Chocolat the Literary Critic

Chocolat spends a lot of time studying A Field Guide to Smaller Mammals, Birds & Insects of the Cape Peninsula. Time and again it has provided useful tips and hints for her menus.  You can’t beat a really good recipe book. Every home should have one.

One of her favourite reads is Edward Lear’s famous poem The Owl and the Pussycat.  It combines most of her pleasures : romance and travel. She loves the way that romance develops as the Owl and the Pussycat sail along in their beautiful pea-green boat.  How could anyone resist being wooed with song accompanied by a small guitar?  She likes the fact that there is such inter-species co-operation – the pig willingly selling his ring for one shilling, while the turkey who lived on the hill conducted a brief, but moving wedding ceremony.  And then the wedding feast: mince for the Pussycat and slices of quince for the Owl followed by sedate dancing on the beach beneath the light of the moon. Altogether an enchanting poem.

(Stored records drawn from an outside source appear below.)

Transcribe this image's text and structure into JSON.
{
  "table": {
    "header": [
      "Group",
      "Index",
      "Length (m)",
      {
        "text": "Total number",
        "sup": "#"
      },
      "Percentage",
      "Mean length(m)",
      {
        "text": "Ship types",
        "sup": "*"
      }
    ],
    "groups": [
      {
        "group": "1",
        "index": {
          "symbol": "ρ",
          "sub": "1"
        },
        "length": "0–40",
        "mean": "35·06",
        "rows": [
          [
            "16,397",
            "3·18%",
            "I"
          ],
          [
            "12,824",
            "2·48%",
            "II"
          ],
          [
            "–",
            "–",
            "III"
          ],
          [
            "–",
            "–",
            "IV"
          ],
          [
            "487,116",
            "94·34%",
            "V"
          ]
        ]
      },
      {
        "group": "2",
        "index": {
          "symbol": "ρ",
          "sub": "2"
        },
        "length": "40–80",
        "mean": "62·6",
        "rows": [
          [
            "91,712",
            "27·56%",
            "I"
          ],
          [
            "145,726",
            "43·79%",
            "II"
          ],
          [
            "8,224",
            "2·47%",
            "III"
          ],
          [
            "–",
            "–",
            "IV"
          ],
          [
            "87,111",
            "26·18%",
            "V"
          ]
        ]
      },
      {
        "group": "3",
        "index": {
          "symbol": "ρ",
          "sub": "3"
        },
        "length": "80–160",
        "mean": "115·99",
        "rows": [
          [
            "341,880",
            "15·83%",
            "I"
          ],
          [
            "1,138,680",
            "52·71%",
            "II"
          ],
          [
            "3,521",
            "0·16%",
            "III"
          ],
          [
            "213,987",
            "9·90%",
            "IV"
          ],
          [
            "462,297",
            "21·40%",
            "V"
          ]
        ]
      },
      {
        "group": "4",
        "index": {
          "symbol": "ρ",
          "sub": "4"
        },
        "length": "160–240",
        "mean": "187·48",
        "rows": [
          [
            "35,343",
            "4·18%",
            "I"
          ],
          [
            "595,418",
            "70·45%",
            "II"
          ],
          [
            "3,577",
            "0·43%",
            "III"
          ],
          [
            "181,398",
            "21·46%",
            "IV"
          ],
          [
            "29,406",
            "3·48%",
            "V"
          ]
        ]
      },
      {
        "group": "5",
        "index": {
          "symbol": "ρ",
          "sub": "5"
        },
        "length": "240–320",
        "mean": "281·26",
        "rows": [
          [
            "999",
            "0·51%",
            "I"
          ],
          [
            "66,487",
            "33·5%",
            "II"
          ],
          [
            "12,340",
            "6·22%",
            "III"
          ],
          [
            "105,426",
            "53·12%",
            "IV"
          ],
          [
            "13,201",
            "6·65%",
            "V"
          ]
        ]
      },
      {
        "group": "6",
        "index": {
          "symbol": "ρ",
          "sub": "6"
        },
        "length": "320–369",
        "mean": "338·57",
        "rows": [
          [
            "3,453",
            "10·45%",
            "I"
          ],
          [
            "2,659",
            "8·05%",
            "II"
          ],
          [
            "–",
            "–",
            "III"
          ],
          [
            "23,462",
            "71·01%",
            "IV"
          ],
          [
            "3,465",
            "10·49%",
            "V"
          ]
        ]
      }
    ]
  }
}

The same cannot be said for the infantile poem The Cat in the Hat  by Dr Seuss. Chocolat does not know what sort of a Doctor Seuss might have been, but it certainly wasn’t anything to do with elegant verse or beautiful illustrations.  She finds the sledge-hammer rhyming pattern quite distressing and as for the grotesque cartoon illustrations! Well – the less said the better.

She fancies she may tackle the old Roman poet Catullus next. Poems with titles such as Tears for Lesbia’s Sparrow  and  The Death of  Lesbia’s Sparrow sound very promising.